(Fortune) -- The one green technology that politicians of all parties seem able to rally around is "clean coal." Coal generates about half of America's electricity -- a quickly rising figure -- and a third of its carbon dioxide emissions. The chance of replacing it with solar or wind in anyone's lifetime is tiny -- and besides, solar and wind companies aren't exactly the same caliber of donor as the coal industry when it comes to Capitol Hill.
So it's not surprising that a technology promising to remove the carbon dioxide from coal-burning emissions and store it deep underground has gained powerful backers, including President Obama and Secretary of Energy Steven Chu. There's only problem with it: So far it's just a theory that is being tested.
Last week the Global Carbon Capture and Storage Institute -- a group that advocates speeding the worldwide commercial deployment of CCS technology to reverse global warming -- met in Pittsburgh for its first U.S. meeting. While there was much discussion of the best ways to capture the carbon dioxide generated by coal, another topic loomed just as large: how to capture consumer excitement.
It's consumers' money, after all, that is being used to fund the research. Corporations that are supporting the technology, such as Shell (RDS.A), the Vinod Khosla-backed Calera, and others like AEP (AEP, Fortune 500), Chevron (CVX, Fortune 500), and Alstom, aren't committing big funds yet to the efforts. So taxpayers have had to pay a significant share of the several CCS demonstration projects that are in operation, including the Mountaineer Project in West Virginia. In October the Department of Energy announced that it would use $1.4 billion in stimulus funds on 12 carbon dioxide projects. And the recently introduced America Power Act introduced by Senators John Kerry and Joe Lieberman calls for $2 billion a year in incentives for learning more about CCS.
"You have to explain CCS and why it's needed," said Claude Mandil, a member of GCCSI's international advisory panel and a former executive director of the International Energy Agency. "It's a technology that's in its infancy; it's very difficult for people to understand. People can understand what a hybrid car is, but nobody knows exactly what CCS looks like except a few experts."

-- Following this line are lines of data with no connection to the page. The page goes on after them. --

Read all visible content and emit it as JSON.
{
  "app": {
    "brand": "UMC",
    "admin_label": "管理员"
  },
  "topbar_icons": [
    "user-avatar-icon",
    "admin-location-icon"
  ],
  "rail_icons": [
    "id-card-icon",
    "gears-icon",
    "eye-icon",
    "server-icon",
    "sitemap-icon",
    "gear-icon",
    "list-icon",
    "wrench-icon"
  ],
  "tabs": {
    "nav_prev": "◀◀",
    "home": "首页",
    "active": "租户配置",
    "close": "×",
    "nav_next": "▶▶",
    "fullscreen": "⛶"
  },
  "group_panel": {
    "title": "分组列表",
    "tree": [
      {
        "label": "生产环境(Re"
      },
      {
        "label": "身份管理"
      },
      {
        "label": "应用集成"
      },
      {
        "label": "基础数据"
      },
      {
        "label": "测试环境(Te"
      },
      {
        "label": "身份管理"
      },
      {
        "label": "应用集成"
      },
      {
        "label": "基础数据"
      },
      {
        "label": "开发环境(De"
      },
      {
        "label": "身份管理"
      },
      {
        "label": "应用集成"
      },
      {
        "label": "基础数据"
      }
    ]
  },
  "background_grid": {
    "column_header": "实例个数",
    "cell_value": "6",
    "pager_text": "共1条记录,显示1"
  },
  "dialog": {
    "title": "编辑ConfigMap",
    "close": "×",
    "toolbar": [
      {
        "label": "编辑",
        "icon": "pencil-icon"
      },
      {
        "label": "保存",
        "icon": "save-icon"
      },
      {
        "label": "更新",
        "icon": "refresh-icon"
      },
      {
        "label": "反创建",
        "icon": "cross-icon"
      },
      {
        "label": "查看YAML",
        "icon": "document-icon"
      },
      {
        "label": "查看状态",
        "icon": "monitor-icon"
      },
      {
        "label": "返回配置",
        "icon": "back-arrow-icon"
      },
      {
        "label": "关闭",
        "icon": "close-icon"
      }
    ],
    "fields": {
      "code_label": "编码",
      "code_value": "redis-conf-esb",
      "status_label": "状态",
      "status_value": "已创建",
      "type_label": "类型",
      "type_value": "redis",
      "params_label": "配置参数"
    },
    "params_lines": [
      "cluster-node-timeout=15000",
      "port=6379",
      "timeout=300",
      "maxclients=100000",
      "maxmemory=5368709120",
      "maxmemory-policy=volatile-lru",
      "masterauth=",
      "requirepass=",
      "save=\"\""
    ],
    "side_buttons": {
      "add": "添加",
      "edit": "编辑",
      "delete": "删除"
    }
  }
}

That soon will change. The various members of the GCCSI are all making plans to spread the word, even before some of them are sure it works. (In an aside during the meeting of CCS boosters, one energy industry official admitted that the long-term effects of CCS technology on the environment, such as whether the CO2 will stay put in the ground where it is placed, are uncertain.)
Barry Worthington, executive director of the U.S. Energy Association, based in Washington, D.C, said his group would be working hard to increase the number of demonstration projects and to convince those who live around each project of the value of it. One way: USEA is developing a classroom curriculum on the CCS technique.

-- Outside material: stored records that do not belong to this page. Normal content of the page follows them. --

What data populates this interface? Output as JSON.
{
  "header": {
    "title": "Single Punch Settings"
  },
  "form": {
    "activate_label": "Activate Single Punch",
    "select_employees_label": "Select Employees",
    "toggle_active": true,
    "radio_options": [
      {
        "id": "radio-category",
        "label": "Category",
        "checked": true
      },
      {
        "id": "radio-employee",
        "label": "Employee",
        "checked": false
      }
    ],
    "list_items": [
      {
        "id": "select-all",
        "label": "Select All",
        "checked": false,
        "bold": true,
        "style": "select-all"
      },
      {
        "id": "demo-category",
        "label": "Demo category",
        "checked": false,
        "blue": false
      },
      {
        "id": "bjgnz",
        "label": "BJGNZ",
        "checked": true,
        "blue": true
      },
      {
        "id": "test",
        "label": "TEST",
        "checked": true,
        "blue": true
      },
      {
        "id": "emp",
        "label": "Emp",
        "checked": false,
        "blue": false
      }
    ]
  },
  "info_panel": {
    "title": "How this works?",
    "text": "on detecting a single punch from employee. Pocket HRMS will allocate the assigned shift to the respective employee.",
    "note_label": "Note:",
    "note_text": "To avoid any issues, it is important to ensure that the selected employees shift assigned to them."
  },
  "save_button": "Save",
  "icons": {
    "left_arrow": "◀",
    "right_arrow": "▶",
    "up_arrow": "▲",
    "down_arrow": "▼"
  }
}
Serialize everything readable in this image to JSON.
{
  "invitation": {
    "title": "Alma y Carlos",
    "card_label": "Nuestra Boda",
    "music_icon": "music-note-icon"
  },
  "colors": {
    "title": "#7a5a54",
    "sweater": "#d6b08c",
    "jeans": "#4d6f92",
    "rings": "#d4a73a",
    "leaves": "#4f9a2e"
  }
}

While the kids are learning about CCS, states are being sold on the idea that CCS wouldn't just clean the envirponment, it would bring jobs. A group called the American Coalition for Clean Coal Electricity -- whose members include GE (GE, Fortune 500), CSX (CSX, Fortune 500), Peabody Energy (BTU, Fortune 500) and other industrial and energy heavyweights -- just released a study that claims adding CCS to the energy workflow will bring 150,000 new jobs.
All this boosterism comes as coal is trying to escape its image as a rock that brings not just energy but catastrophe: In April, 29 coal miners in West Virginia died when a mine owned by Massey Energy (MEE) exploded. A month later 21 miners died in an explosion in China, followed shortly after by a Russian mine disaster.

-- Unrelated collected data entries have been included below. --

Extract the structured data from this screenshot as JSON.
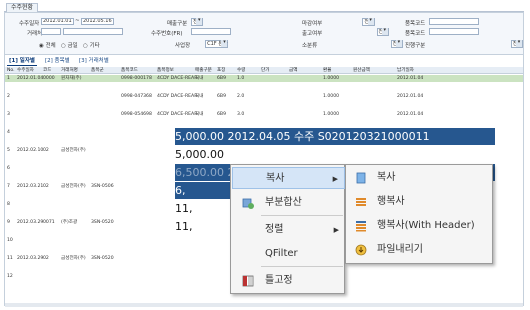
{
  "window": {
    "tab": "수주현황"
  },
  "filter": {
    "date_label": "수주일자",
    "date_from": "2012.01.01",
    "date_sep": "~",
    "date_to": "2012.05.16",
    "client_label": "거래처",
    "radios": [
      "전체",
      "금일",
      "기타"
    ],
    "ship_label": "매출구분",
    "ship_value": "전체",
    "order_label": "수주번호(FR)",
    "biz_label": "사업장",
    "biz_value": "C1F 본사",
    "status1_label": "마감여부",
    "status1_value": "전체",
    "status2_label": "출고여부",
    "status2_value": "전체",
    "status3_label": "소분류",
    "status3_value": "전체",
    "item_label": "품목코드",
    "item2_label": "품목코드",
    "type_label": "진행구분",
    "type_value": "전체"
  },
  "subtabs": [
    "[1] 일자별",
    "[2] 품목별",
    "[3] 거래처별"
  ],
  "grid": {
    "headers": [
      "No.",
      "수주일자",
      "코드",
      "거래처명",
      "품목군",
      "품목코드",
      "품목정보",
      "매출구분",
      "포장",
      "수량",
      "단가",
      "금액",
      "환율",
      "원산금액",
      "납기일자"
    ],
    "rows": [
      [
        "1",
        "2012.01.04",
        "0000",
        "원자재(주)",
        "",
        "0998-000178",
        "4CDY DACE-REAR",
        "국내",
        "6B9",
        "1.0",
        "",
        "",
        "1.0000",
        "",
        "2012.01.04"
      ],
      [
        "2",
        "",
        "",
        "",
        "",
        "0998-047368",
        "4CDY DACE-REAR",
        "국내",
        "6B9",
        "2.0",
        "",
        "",
        "1.0000",
        "",
        "2012.01.04"
      ],
      [
        "3",
        "",
        "",
        "",
        "",
        "0998-054698",
        "4CDY DACE-REAR",
        "국내",
        "6B9",
        "3.0",
        "",
        "",
        "1.0000",
        "",
        "2012.01.04"
      ],
      [
        "4",
        "",
        "",
        "",
        "",
        "",
        "",
        "",
        "",
        "",
        "",
        "",
        "",
        "",
        ""
      ],
      [
        "5",
        "2012.02.10",
        "02",
        "금성전자(주)",
        "",
        "",
        "",
        "",
        "",
        "",
        "",
        "",
        "",
        "",
        ""
      ],
      [
        "6",
        "",
        "",
        "",
        "",
        "",
        "",
        "",
        "",
        "",
        "",
        "",
        "",
        "",
        ""
      ],
      [
        "7",
        "2012.03.21",
        "02",
        "금성전자(주)",
        "3SN-0506",
        "",
        "",
        "",
        "",
        "",
        "",
        "",
        "",
        "",
        ""
      ],
      [
        "8",
        "",
        "",
        "",
        "",
        "",
        "",
        "",
        "",
        "",
        "",
        "",
        "",
        "",
        ""
      ],
      [
        "9",
        "2012.03.29",
        "0071",
        "(주)조광",
        "3SN-0520",
        "",
        "",
        "",
        "",
        "",
        "",
        "",
        "",
        "",
        ""
      ],
      [
        "10",
        "",
        "",
        "",
        "",
        "",
        "",
        "",
        "",
        "",
        "",
        "",
        "",
        "",
        ""
      ],
      [
        "11",
        "2012.03.29",
        "02",
        "금성전자(주)",
        "3SN-0520",
        "",
        "",
        "",
        "",
        "",
        "",
        "",
        "",
        "",
        ""
      ],
      [
        "12",
        "",
        "",
        "",
        "",
        "",
        "",
        "",
        "",
        "",
        "",
        "",
        "",
        "",
        ""
      ]
    ]
  },
  "big_cells": {
    "row1": "5,000.00 2012.04.05 수주 S020120321000011",
    "row2": "5,000.00",
    "row3": "6,500.00 2012.04.05 수주 S020120326000011",
    "row4": "6,",
    "row5": "11,",
    "row6": "11,"
  },
  "context_menu": {
    "items": [
      {
        "label": "복사",
        "icon": "copy-icon",
        "submenu": true
      },
      {
        "label": "부분합산",
        "icon": "subtotal-icon"
      },
      {
        "label": "정렬",
        "icon": "",
        "submenu": true
      },
      {
        "label": "QFilter",
        "icon": ""
      },
      {
        "label": "틀고정",
        "icon": "freeze-pane-icon"
      }
    ]
  },
  "copy_submenu": {
    "items": [
      {
        "label": "복사",
        "icon": "copy-doc-icon"
      },
      {
        "label": "행복사",
        "icon": "row-copy-icon"
      },
      {
        "label": "행복사(With Header)",
        "icon": "row-copy-header-icon"
      },
      {
        "label": "파일내리기",
        "icon": "export-file-icon"
      }
    ]
  }
}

And in China, where CCS was once considered one of the ways the country was going to clean its skies, the process of removing the carbon dioxide from coal-burning emissions is proving so energy-intensive that the Chinese are now having second thoughts. In February, Reuters reported that head of the climate department at the National Development and Reform Commission had called CCS installation and running-cost expenses a "fatal weakness." According to the article, the Chinese found that any power plant using CCS would spend 20% to 30% of their output just making it work.